Elastic Query Stats¶
Overview¶
The elastic_query_stats node enable you to benchmark elasticsearch query. Useful statistics are returned for users to optimize their queries as best as possible.
This node output is a single dataset with the following columns :
component
:[Always] The component name.
count
:[Optional] Total number of document in selected index
hits.total
:[Always] Number of document matched by request
hits.max_score
:[Always] Elasticsearch score for request
query
:[Always] Request sent, useful for debugging
timestamp
:[Always] unix timestamp milliseconds
took
:[Always] Response time
Runtime Compatibility¶
- PySpark : ❌
- Spark : ✅
Examples¶
---
type: punchline
version: '6.0'
runtime: spark
tenant: default
dag:
- type: elastic_query_stats
component: input
publish:
- stream: data
settings:
index: mytenant-events*
count_value: true
query:
query:
bool:
must:
- range:
"@timestamp":
gte: now-1h
lt: now
This configuration will output a dataframe with a single row with multiple columns containing the stats about Elasticsearch query.
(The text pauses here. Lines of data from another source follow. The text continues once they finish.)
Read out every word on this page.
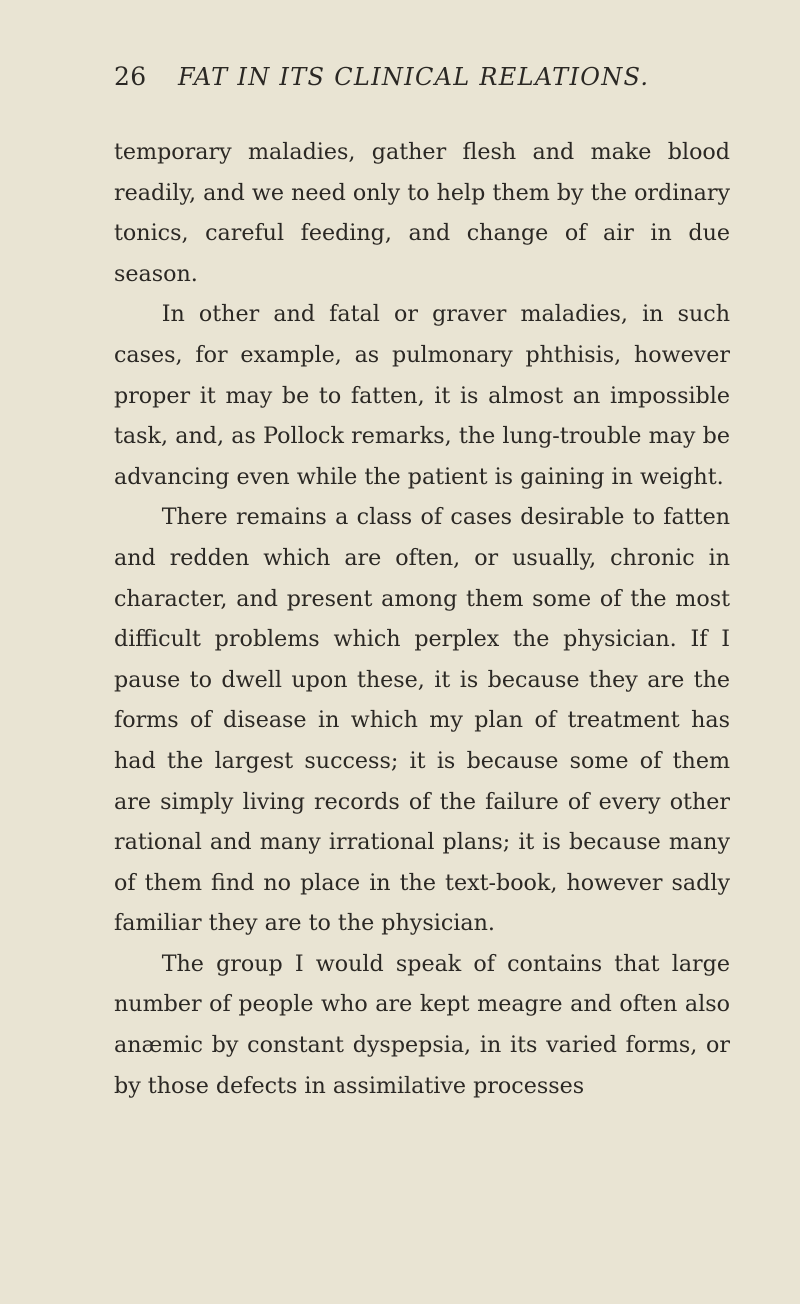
26	FAT IN ITS CLINICAL RELATIONS.

temporary maladies, gather flesh and make blood readily, and we need only to help them by the ordinary tonics, careful feeding, and change of air in due season.

In other and fatal or graver maladies, in such cases, for example, as pulmonary phthisis, however proper it may be to fatten, it is almost an impossible task, and, as Pollock remarks, the lung-trouble may be advancing even while the patient is gaining in weight.

There remains a class of cases desirable to fatten and redden which are often, or usually, chronic in character, and present among them some of the most difficult problems which perplex the physician. If I pause to dwell upon these, it is because they are the forms of disease in which my plan of treatment has had the largest success; it is because some of them are simply living records of the failure of every other rational and many irrational plans; it is because many of them find no place in the text-book, however sadly familiar they are to the physician.

The group I would speak of contains that large number of people who are kept meagre and often also anæmic by constant dyspepsia, in its varied forms, or by those defects in assimilative processes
Notice after executions that the returning values are statistical information on the query specified in your configuration file : response time, total hits...
Parameters¶
Common Settings¶
Name | Type | mandatory | Default value | Description |
---|---|---|---|---|
count_value | Boolean | false | false | Set to true to get the total number of document in the selected index. By activating this option, another request will be send to Elasticsearch to retrieve the total number of documents, statistical results may be biased in some circumstances. |
index | String | true | NONE | The name of your elasticsearch index where data will be fetched. To add a document type, simply append /<type> to your index name. |
port | Integer | false | 9200 | Your Elasticsearch server Port. |
query | String - Json | false | match all | A valid Elasticsearch query. |
nodes | List of String | true | NONE | Hostnames of your elasticsearch nodes. In general, only one hostname is needed. |
elastic_settings | str(K)-str(V) | false | NONE | key-value arguments to control elasticsearch client |
Advanced Settings¶
Elastic settings | Type | Default value | Description |
---|---|---|---|
es.path.prefix | String | NONE | /something/to/append in case your elastic servers are behind a proxy |
es.size | String | 50 | size of elastic query or size of each scroll query |
es.scroll | String | false | enable scrolling request |
es.scroll.keepalive | String | 10m | how long each scroll query should be kept alive, can be: 1m, 1d, 1y etc... |
es.net.ssl | String | false | enable ssl |
es.net.http.auth.pass | String | NONE | must be used with es.net.http.auth.user |
es.net.http.auth.user | String | NONE | must be used with es.net.http.auth.pass |
es.net.http.auth.token | String | NONE | must be used with es.net.http.auth.token_type |
es.net.http.auth.token_type | String | NONE | must be used with es.net.http.auth.token |
es.net.ssl | String | false | enable ssl |
es.net.ssl.keystore.location | String | NONE | must be a jks , pkcs12 or p12 store and must contain the private and the public key of the node |
es.net.ssl.keystore.pass | String | NONE | do not provide if the keystore is not protected with a password |
es.net.ssl.truststore.location | String | NONE | must be a jks , pkcs12 or p12 store and must contain at least the node certificate and its CA chain, and every other certificate this node should trust |
es.net.ssl.truststore.pass | String | NONE | do not provide if the truststore is not protected with a password |
es.net.ssl.hostname.verification | String | true | Whether the node client should resolve the nodes hostnames to IP addresses or not |
es.max_concurrent_shard_requests | String | NONE | set how max shards elastic_input node can request at a time |
es.nodes.resolve.hostname | String | false | resolve a hostname: be sure that /etc/hosts referenced the proper IP address |
es.doc_type | String | NONE | add doc_type to requested URI, this is a deprecated feature by Elastic |